Cows and heifers which have yet to be confirmed in-calf are cross checked with the milk recorder and marked on the computer system to be tested when the milk recorded sample reaches the lab for analysis.

Jess receives a text message from CIS when the results are available to be downloaded on to an App or on line. Turnaround time is within 48 hours. If she needs to check any cows between milk recordings, then individual samples are posted for PAG test.

She says: “If a milk test comes back negative and isn’t in calf, then I can pick out the specific cow, particularly if she had a silent heat, and I can get the vet to have a look at her to find out why.”

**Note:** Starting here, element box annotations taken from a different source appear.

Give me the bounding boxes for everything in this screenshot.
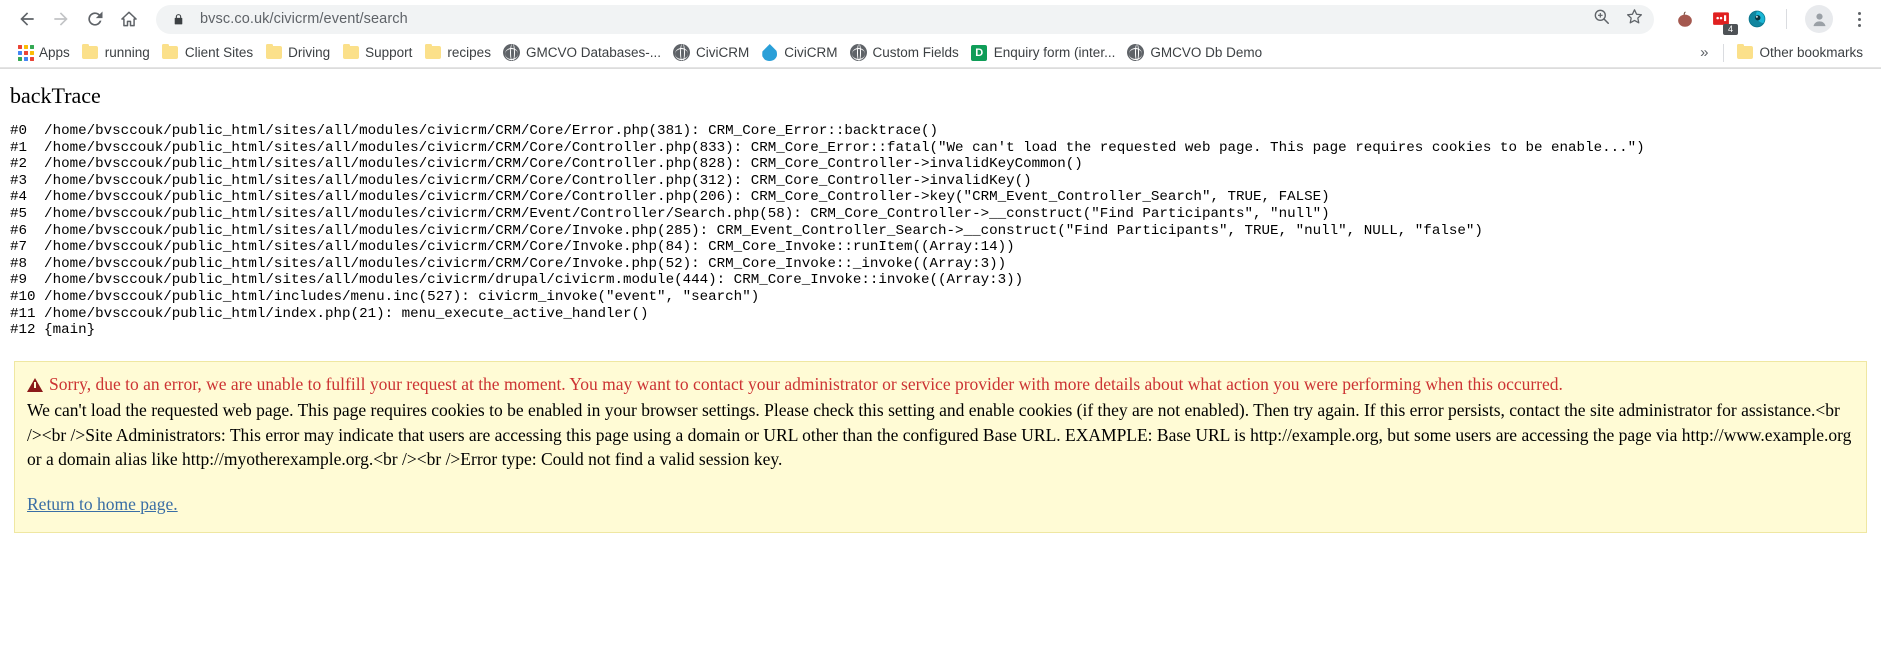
bookmarks-overflow-area: » Other bookmarks [1687, 41, 1871, 64]
bookmark-item-gmcvo-databases[interactable]: GMCVO Databases-... [499, 41, 669, 64]
warning-triangle-icon [27, 377, 43, 392]
drupal-drop-icon [761, 44, 778, 61]
folder-icon [1736, 43, 1753, 61]
bookmark-label: GMCVO Db Demo [1150, 45, 1263, 60]
page-title: backTrace [10, 83, 101, 108]
bookmark-label: Custom Fields [872, 45, 959, 60]
bookmark-apps-label: Apps [39, 45, 70, 60]
red-note-icon[interactable]: 4 [1710, 8, 1738, 35]
error-headline-text: Sorry, due to an error, we are unable to… [49, 373, 1563, 394]
bookmark-item-running[interactable]: running [78, 41, 158, 64]
chrome-menu-button[interactable] [1847, 6, 1871, 32]
bookmark-label: recipes [447, 45, 491, 60]
bookmark-label: Enquiry form (inter... [993, 45, 1116, 60]
reload-button[interactable] [78, 2, 112, 36]
error-headline: Sorry, due to an error, we are unable to… [27, 372, 1854, 397]
bookmarks-bar: Apps running Client Sites Driving Suppor… [0, 38, 1881, 68]
profile-avatar[interactable] [1805, 5, 1833, 33]
error-body: We can't load the requested web page. Th… [27, 400, 1852, 470]
return-home-link[interactable]: Return to home page. [27, 492, 1854, 517]
star-icon[interactable] [1625, 7, 1644, 31]
forward-button[interactable] [44, 2, 78, 36]
browser-toolbar: bvsc.co.uk/civicrm/event/search 4 [0, 0, 1881, 38]
google-docs-icon: D [971, 44, 988, 61]
page-content: backTrace #0 /home/bvsccouk/public_html/… [0, 69, 1881, 665]
bookmark-label: Support [365, 45, 413, 60]
bookmark-label: Client Sites [184, 45, 254, 60]
bookmark-label: Driving [288, 45, 331, 60]
bookmark-item-custom-fields[interactable]: Custom Fields [846, 41, 967, 64]
folder-icon [265, 43, 282, 61]
bookmarks-overflow-chevron[interactable]: » [1693, 42, 1715, 63]
bookmark-label: running [104, 45, 150, 60]
folder-icon [82, 43, 99, 61]
address-bar[interactable]: bvsc.co.uk/civicrm/event/search [156, 4, 1654, 34]
other-bookmarks-label: Other bookmarks [1759, 45, 1863, 60]
browser-chrome: bvsc.co.uk/civicrm/event/search 4 Apps r… [0, 0, 1881, 69]
lock-icon [170, 11, 186, 27]
globe-icon [673, 44, 690, 61]
error-message-box: Sorry, due to an error, we are unable to… [14, 360, 1867, 534]
extension-badge-count: 4 [1723, 24, 1738, 35]
bookmark-item-enquiry-form[interactable]: D Enquiry form (inter... [967, 41, 1124, 64]
bookmark-item-recipes[interactable]: recipes [420, 41, 499, 64]
bookmark-item-gmcvo-db-demo[interactable]: GMCVO Db Demo [1123, 41, 1270, 64]
bookmark-label: GMCVO Databases-... [525, 45, 661, 60]
bookmark-item-client-sites[interactable]: Client Sites [158, 41, 261, 64]
globe-icon [1127, 44, 1145, 61]
tomato-icon[interactable] [1674, 8, 1696, 30]
bookmark-label: CiviCRM [696, 45, 750, 60]
back-button[interactable] [10, 2, 44, 36]
other-bookmarks-button[interactable]: Other bookmarks [1732, 41, 1871, 64]
bookmark-label: CiviCRM [784, 45, 838, 60]
blue-eye-icon[interactable] [1746, 8, 1768, 30]
bookmarks-divider [1723, 43, 1725, 62]
folder-icon [424, 43, 441, 61]
globe-icon [502, 44, 520, 61]
bookmark-item-support[interactable]: Support [338, 41, 420, 64]
folder-icon [342, 43, 359, 61]
bookmark-item-civicrm-drupal[interactable]: CiviCRM [757, 41, 845, 64]
home-button[interactable] [112, 2, 146, 36]
toolbar-divider [1786, 9, 1787, 29]
extension-toolbar: 4 [1662, 5, 1871, 35]
bookmark-item-driving[interactable]: Driving [261, 41, 338, 64]
zoom-magnifier-icon[interactable] [1592, 7, 1611, 31]
apps-grid-icon [16, 44, 34, 61]
bookmark-apps[interactable]: Apps [12, 41, 78, 64]
globe-icon [849, 44, 867, 61]
folder-icon [162, 43, 179, 61]
bookmark-item-civicrm[interactable]: CiviCRM [669, 41, 757, 64]
url-text: bvsc.co.uk/civicrm/event/search [200, 11, 408, 27]
omnibox-actions [1582, 7, 1644, 31]
backtrace-block: #0 /home/bvsccouk/public_html/sites/all/… [10, 123, 1645, 339]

Improving early calf management is also on the cards: “I’m planning to use a refractormeter to test our new born calves for blood proteins to ensure they are receiving sufficient colostrum and of high enough quality.”  

Focusing on the young stock was just one of Jess’s take-home ideas from her recent week-long study trip to the USA. A member of Highbridge Young Farmers' Club (YFC) and a committed Holstein Young Breeders’ co-ordinator, she was awarded the Louise Hartley Award for making an outstanding contribution to the breed, Holstein Young Breeders and her own Breeders’ Club. Jess is also took the Holstein Young Breeders’ champion showperson award at the 2019 Mid Devon Show. 

“We visited herds comprising 800 to 35,000 cows, all of which were managed to the highest standards,” she explains, adding: “We were encouraged to consider every cow is a microbusiness, regardless of herd size. Each one needs to be managed on an individual level from making checks during the transition period to looking at performance and making a breeding decision. Very well worthwhile, timely take home advice.”